Théâtre - Critique

La casa de la fuerza

La casa de la fuerza - Critique sortie Théâtre


Avec le retentissement qu’il a eu, on peut d’ailleurs s’étonner de voir ce spectacle aussi peu programmé sur les scènes françaises. Bizarrerie qu’on n’ose pas imaginer liée au caractère particulièrement original de la proposition… Il y a deux ans, en arrivant à Avignon, l’espagnole Angelica Liddell était peu connue dans l’Hexagone, précédée seulement d’une réputation quelque peu sulfureuse. On l’avait vue à Bordeaux se scarifier les genoux, ingurgiter cul sec des canettes de bière devant un gros cheval de trait blanc, dans un spectacle stupéfiant traitant de la violence incestueuse d’un père militaire (comme le sien…). Pour sa première création en nombre – elle n’avait créé jusque là que des soli -, la saignante ibérique, directrice de la compagnie de l’Atra Bilis Teatro, reprenait certains de ses gestes et un thème approchant – la violence masculine – tout en faisant rentrer sur la scène du Cloître des Carmes un chanteur, un bodybuildé champion de concours de force, et des femmes en guise de jumelles, décalques d’elle-même, sœurs de sort dans la souffrance que leur inflige le monde. A mi-chemin entre la performance et le théâtre, le spectacle proposait des moments d’une beauté fulgurante : s’élevant dans la nuit avignonnaise, le Cum dederit  de Pau de Nut, chanteur à la voix angélique ; Angelica Lidell et ses comparses charriant longuement sur la scène des masses de gravier au mica scintillant ; un linceul aux allures de suaire, tâché du sang de ses genoux, que l’auteure metteure en scène appliquait soigneusement sur le visage de ses “sœurs“…, etc.

La violence faite aux femmes

Un an plus tard, Liddell montre à Avignon un spectacle attendu mais décevant.
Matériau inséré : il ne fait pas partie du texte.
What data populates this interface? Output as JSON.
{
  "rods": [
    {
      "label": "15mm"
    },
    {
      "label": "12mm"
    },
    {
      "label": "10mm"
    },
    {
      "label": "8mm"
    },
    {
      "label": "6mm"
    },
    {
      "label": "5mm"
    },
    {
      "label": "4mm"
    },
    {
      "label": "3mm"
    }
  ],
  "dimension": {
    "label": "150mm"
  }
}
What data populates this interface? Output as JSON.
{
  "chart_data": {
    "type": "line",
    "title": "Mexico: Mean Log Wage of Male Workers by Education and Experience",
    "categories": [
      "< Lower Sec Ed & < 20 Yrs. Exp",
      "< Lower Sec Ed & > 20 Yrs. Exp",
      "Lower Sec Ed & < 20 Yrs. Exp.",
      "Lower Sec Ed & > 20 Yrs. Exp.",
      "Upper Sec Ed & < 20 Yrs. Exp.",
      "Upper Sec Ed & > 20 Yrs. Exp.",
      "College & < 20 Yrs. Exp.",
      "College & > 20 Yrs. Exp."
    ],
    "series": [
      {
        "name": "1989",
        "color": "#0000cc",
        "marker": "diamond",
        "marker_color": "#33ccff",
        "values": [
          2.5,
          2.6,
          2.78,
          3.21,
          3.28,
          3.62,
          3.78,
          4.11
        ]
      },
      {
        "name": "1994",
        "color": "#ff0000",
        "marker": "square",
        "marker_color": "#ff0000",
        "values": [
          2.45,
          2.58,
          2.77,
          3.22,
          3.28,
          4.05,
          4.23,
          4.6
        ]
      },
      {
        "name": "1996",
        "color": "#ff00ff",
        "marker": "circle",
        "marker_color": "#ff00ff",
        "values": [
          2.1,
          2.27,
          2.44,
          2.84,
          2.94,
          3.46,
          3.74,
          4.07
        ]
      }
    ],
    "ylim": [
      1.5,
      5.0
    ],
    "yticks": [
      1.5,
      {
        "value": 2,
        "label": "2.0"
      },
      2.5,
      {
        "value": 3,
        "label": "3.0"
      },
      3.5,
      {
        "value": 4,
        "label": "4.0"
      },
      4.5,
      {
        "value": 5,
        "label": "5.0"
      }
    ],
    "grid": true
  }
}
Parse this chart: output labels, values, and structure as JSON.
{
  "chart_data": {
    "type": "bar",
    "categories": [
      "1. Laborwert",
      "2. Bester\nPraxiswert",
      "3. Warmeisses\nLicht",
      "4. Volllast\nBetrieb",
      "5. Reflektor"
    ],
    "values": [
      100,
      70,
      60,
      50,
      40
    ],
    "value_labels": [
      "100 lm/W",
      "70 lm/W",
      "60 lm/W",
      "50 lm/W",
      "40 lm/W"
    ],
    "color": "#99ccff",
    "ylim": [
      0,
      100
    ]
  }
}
Sur le concept du visage du fils de Dieu de Romeo Castellucci lui succède dans la catégorie des spectacles hors-normes et inoubliables. Entre les deux chefs-d’œuvre, de nombreux points communs, dont celui d’aller chercher le spectateur dans des zones oubliées de sa sensibilité, de le révéler à des émotions profondément enfouies que le théâtre lui permet de ranimer. Si la critique peut se faire emphatique encore – dans le vacarme habituel des commentaires hyperboliques des médias – c’est bien face à de telles propositions. La casa de la fuerza déploie trois tableaux somptueux sur lesquels plane le personnage à la fois désespéré et enfantin d’Angelica Liddell.   Avec humour, noirceur, poésie et cruauté, s’y met en lumière la violence faite aux femmes au Mexique ou ailleurs. Mais bien davantage encore, la capacité du théâtre à faire œuvre de communauté.

Eric Demey

La casa de la fuerza d’Angelica Liddell, du 23 au 28 mars au Théâtre de l’Odéon. Place de l’Odéon, Paris 6ème. Tél : 01 44 85 40 00. Spectacle vu au Festival d’Avignon 2011.